Mateo tersenyum sinis. Dia mendekat dan menarik dagu Miracle dengan jari telunjuknya. "Apa kau menginginkan bulan madu denganku? Seperti pasangan yang baru menikah lainnya? Itu yang kau harapkan?

Raut wajah Miracle berubah kala mendengar perkataan Mateo. "Keinginanku? Tentu tidak! Aku tidak mau sama sekali! Aku hanya bertanya kenapa kau menolak?

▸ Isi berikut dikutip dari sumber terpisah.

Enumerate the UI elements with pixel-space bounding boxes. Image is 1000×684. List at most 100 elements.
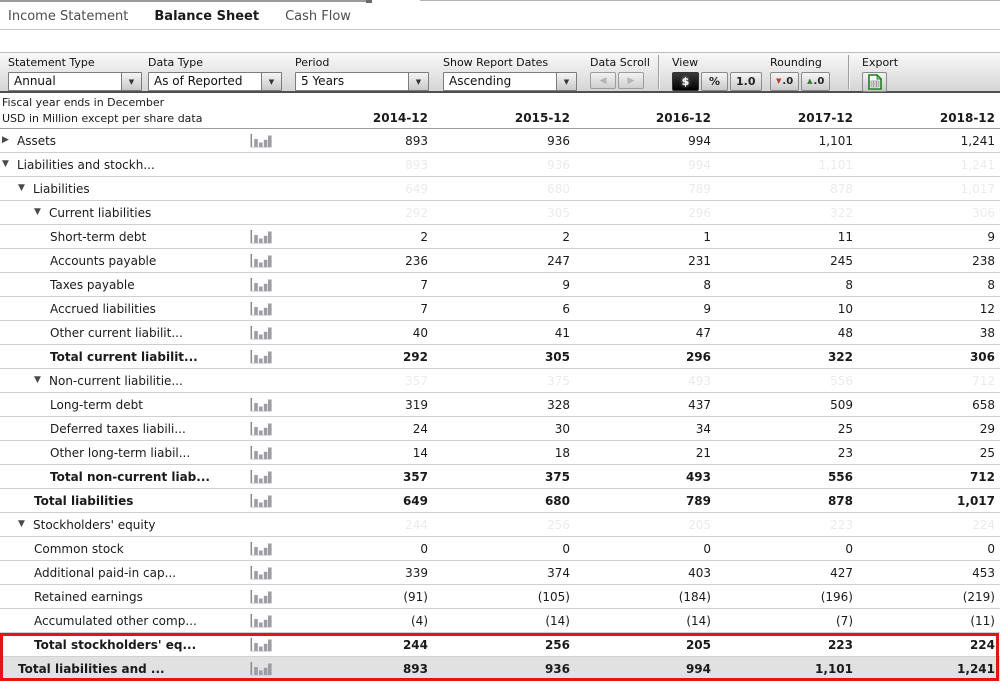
table-row-taxes-payable[interactable]: Taxes payable79888 — [0, 273, 1000, 297]
value-cell: 322 — [716, 206, 858, 220]
collapse-triangle-icon[interactable]: ▼ — [34, 208, 49, 217]
mini-bar-chart-icon[interactable] — [250, 565, 272, 581]
value-cell: 0 — [433, 542, 575, 556]
mini-bar-chart-icon[interactable] — [250, 541, 272, 557]
mini-bar-chart-icon[interactable] — [250, 397, 272, 413]
period-combobox[interactable]: 5 Years ▼ — [295, 72, 429, 91]
collapse-triangle-icon[interactable]: ▼ — [18, 520, 33, 529]
dropdown-arrow-icon[interactable]: ▼ — [121, 73, 141, 90]
table-row-common-stock[interactable]: Common stock00000 — [0, 537, 1000, 561]
table-row-non-current-liabilitie[interactable]: ▼Non-current liabilitie...35737549355671… — [0, 369, 1000, 393]
table-row-stockholders-equity[interactable]: ▼Stockholders' equity244256205223224 — [0, 513, 1000, 537]
mini-bar-chart-icon[interactable] — [250, 325, 272, 341]
export-button[interactable] — [862, 72, 887, 92]
table-row-current-liabilities[interactable]: ▼Current liabilities292305296322306 — [0, 201, 1000, 225]
collapse-triangle-icon[interactable]: ▼ — [34, 376, 49, 385]
table-row-retained-earnings[interactable]: Retained earnings(91)(105)(184)(196)(219… — [0, 585, 1000, 609]
value-cell: 1,101 — [716, 158, 858, 172]
dropdown-arrow-icon[interactable]: ▼ — [261, 73, 281, 90]
mini-bar-chart-icon[interactable] — [250, 637, 272, 653]
value-cell: 256 — [433, 518, 575, 532]
value-cell: 936 — [433, 158, 575, 172]
collapse-triangle-icon[interactable]: ▼ — [2, 160, 17, 169]
mini-bar-chart-icon[interactable] — [250, 301, 272, 317]
table-row-assets[interactable]: ▶Assets8939369941,1011,241 — [0, 129, 1000, 153]
table-row-short-term-debt[interactable]: Short-term debt221119 — [0, 225, 1000, 249]
tab-balance-sheet[interactable]: Balance Sheet — [154, 9, 259, 24]
export-group: Export — [862, 56, 898, 92]
show-report-dates-combobox[interactable]: Ascending ▼ — [443, 72, 577, 91]
tab-income-statement[interactable]: Income Statement — [8, 9, 128, 24]
dropdown-arrow-icon[interactable]: ▼ — [408, 73, 428, 90]
table-row-long-term-debt[interactable]: Long-term debt319328437509658 — [0, 393, 1000, 417]
table-row-other-current-liabilit[interactable]: Other current liabilit...4041474838 — [0, 321, 1000, 345]
mini-bar-chart-icon[interactable] — [250, 445, 272, 461]
value-cell: 658 — [858, 398, 1000, 412]
combobox-value: Annual — [9, 73, 121, 90]
table-row-liabilities[interactable]: ▼Liabilities6496807898781,017 — [0, 177, 1000, 201]
row-label: Short-term debt — [50, 230, 146, 244]
row-label: Additional paid-in cap... — [34, 566, 176, 580]
data-scroll-prev-button[interactable]: ◀ — [590, 72, 616, 89]
row-label-cell: ▼Liabilities and stockh... — [0, 158, 250, 172]
collapse-triangle-icon[interactable]: ▼ — [18, 184, 33, 193]
value-cell: 296 — [575, 206, 716, 220]
mini-bar-chart-icon[interactable] — [250, 493, 272, 509]
view-percent-button[interactable]: % — [701, 72, 728, 91]
value-cell: 649 — [280, 494, 433, 508]
value-cell: 236 — [280, 254, 433, 268]
value-cell: 1,241 — [858, 134, 1000, 148]
value-cell: 0 — [575, 542, 716, 556]
mini-bar-chart-icon[interactable] — [250, 349, 272, 365]
chart-cell — [250, 589, 280, 605]
dropdown-arrow-icon[interactable]: ▼ — [556, 73, 576, 90]
table-row-other-long-term-liabil[interactable]: Other long-term liabil...1418212325 — [0, 441, 1000, 465]
value-cell: 256 — [433, 638, 575, 652]
expand-triangle-icon[interactable]: ▶ — [2, 136, 17, 145]
tab-cash-flow[interactable]: Cash Flow — [285, 9, 351, 24]
table-row-accumulated-other-comp[interactable]: Accumulated other comp...(4)(14)(14)(7)(… — [0, 609, 1000, 633]
mini-bar-chart-icon[interactable] — [250, 277, 272, 293]
statement-type-combobox[interactable]: Annual ▼ — [8, 72, 142, 91]
table-row-total-current-liabilit[interactable]: Total current liabilit...292305296322306 — [0, 345, 1000, 369]
view-decimal-button[interactable]: 1.0 — [730, 72, 762, 91]
value-cell: 247 — [433, 254, 575, 268]
combobox-value: As of Reported — [149, 73, 261, 90]
view-label: View — [672, 56, 762, 69]
value-cell: 1,101 — [716, 134, 858, 148]
table-row-liabilities-and-stockh[interactable]: ▼Liabilities and stockh...8939369941,101… — [0, 153, 1000, 177]
row-label: Long-term debt — [50, 398, 143, 412]
value-cell: (219) — [858, 590, 1000, 604]
mini-bar-chart-icon[interactable] — [250, 133, 272, 149]
view-dollar-button[interactable]: $ — [672, 72, 699, 91]
round-down-button[interactable]: ▼.0 — [770, 72, 799, 91]
row-label-cell: Common stock — [0, 542, 250, 556]
table-row-total-stockholders-eq[interactable]: Total stockholders' eq...244256205223224 — [0, 633, 1000, 657]
table-row-total-liabilities-and[interactable]: Total liabilities and ...8939369941,1011… — [0, 657, 1000, 681]
table-row-total-liabilities[interactable]: Total liabilities6496807898781,017 — [0, 489, 1000, 513]
table-row-accounts-payable[interactable]: Accounts payable236247231245238 — [0, 249, 1000, 273]
value-cell: 21 — [575, 446, 716, 460]
table-row-accrued-liabilities[interactable]: Accrued liabilities7691012 — [0, 297, 1000, 321]
value-cell: 244 — [280, 518, 433, 532]
mini-bar-chart-icon[interactable] — [250, 253, 272, 269]
mini-bar-chart-icon[interactable] — [250, 229, 272, 245]
round-up-button[interactable]: ▲.0 — [801, 72, 830, 91]
data-type-combobox[interactable]: As of Reported ▼ — [148, 72, 282, 91]
row-label: Common stock — [34, 542, 124, 556]
table-row-total-non-current-liab[interactable]: Total non-current liab...357375493556712 — [0, 465, 1000, 489]
mini-bar-chart-icon[interactable] — [250, 589, 272, 605]
value-cell: 6 — [433, 302, 575, 316]
toolbar: Statement Type Annual ▼ Data Type As of … — [0, 52, 1000, 93]
mini-bar-chart-icon[interactable] — [250, 421, 272, 437]
value-cell: 9 — [858, 230, 1000, 244]
data-scroll-next-button[interactable]: ▶ — [618, 72, 644, 89]
row-label: Other long-term liabil... — [50, 446, 190, 460]
table-row-deferred-taxes-liabili[interactable]: Deferred taxes liabili...2430342529 — [0, 417, 1000, 441]
mini-bar-chart-icon[interactable] — [250, 661, 272, 677]
table-row-additional-paid-in-cap[interactable]: Additional paid-in cap...339374403427453 — [0, 561, 1000, 585]
value-cell: 1 — [575, 230, 716, 244]
statement-tab-bar: Income Statement Balance Sheet Cash Flow — [0, 4, 1000, 30]
mini-bar-chart-icon[interactable] — [250, 613, 272, 629]
mini-bar-chart-icon[interactable] — [250, 469, 272, 485]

Apa kau tidak takut Ibumu curiga?"

Kini Mateo mendekatkan bibirnya ke telinga Miracle seraya berbisik sarkas, "Kau takut Ibuku curiga, atau memang kau menginginkannya? Ah, jangan-jangan kau ingin mendapatkan sentuhan dariku? Apa kau tidak pernah mendapatikannya, hingga kau sampai meminta seperti ini?"

Miracle langsung mendorong dada Mateo dengan keras. Tatapannya berubah menjadi tajam ke arah pria itu. "Jangan macam-macam kau, Mateo! Kau berani menyentuhku aku akan membunuhmu! Sudahlah, berbicara denganmu selalu membuatku kesal. Lama-lama aku bisa menua jika terus berbicara denganku. Setiap harinya aku selalu marah-marah."

Tanpa lagi berkata, Mirace berjalan meninggalkan Mateo yang masih tidak bergeming dari tempatnya. Rasanya dia lelah selalu berdebat dengan pria menyebalkan itu.

Mateo memasukan tangannya di saku celana. Tatapannya terus menatap punggung Miracle yang mulai menghilang dari pandangannya. Seringai di wajahnya muncul mengingat rasa kesal Miracle.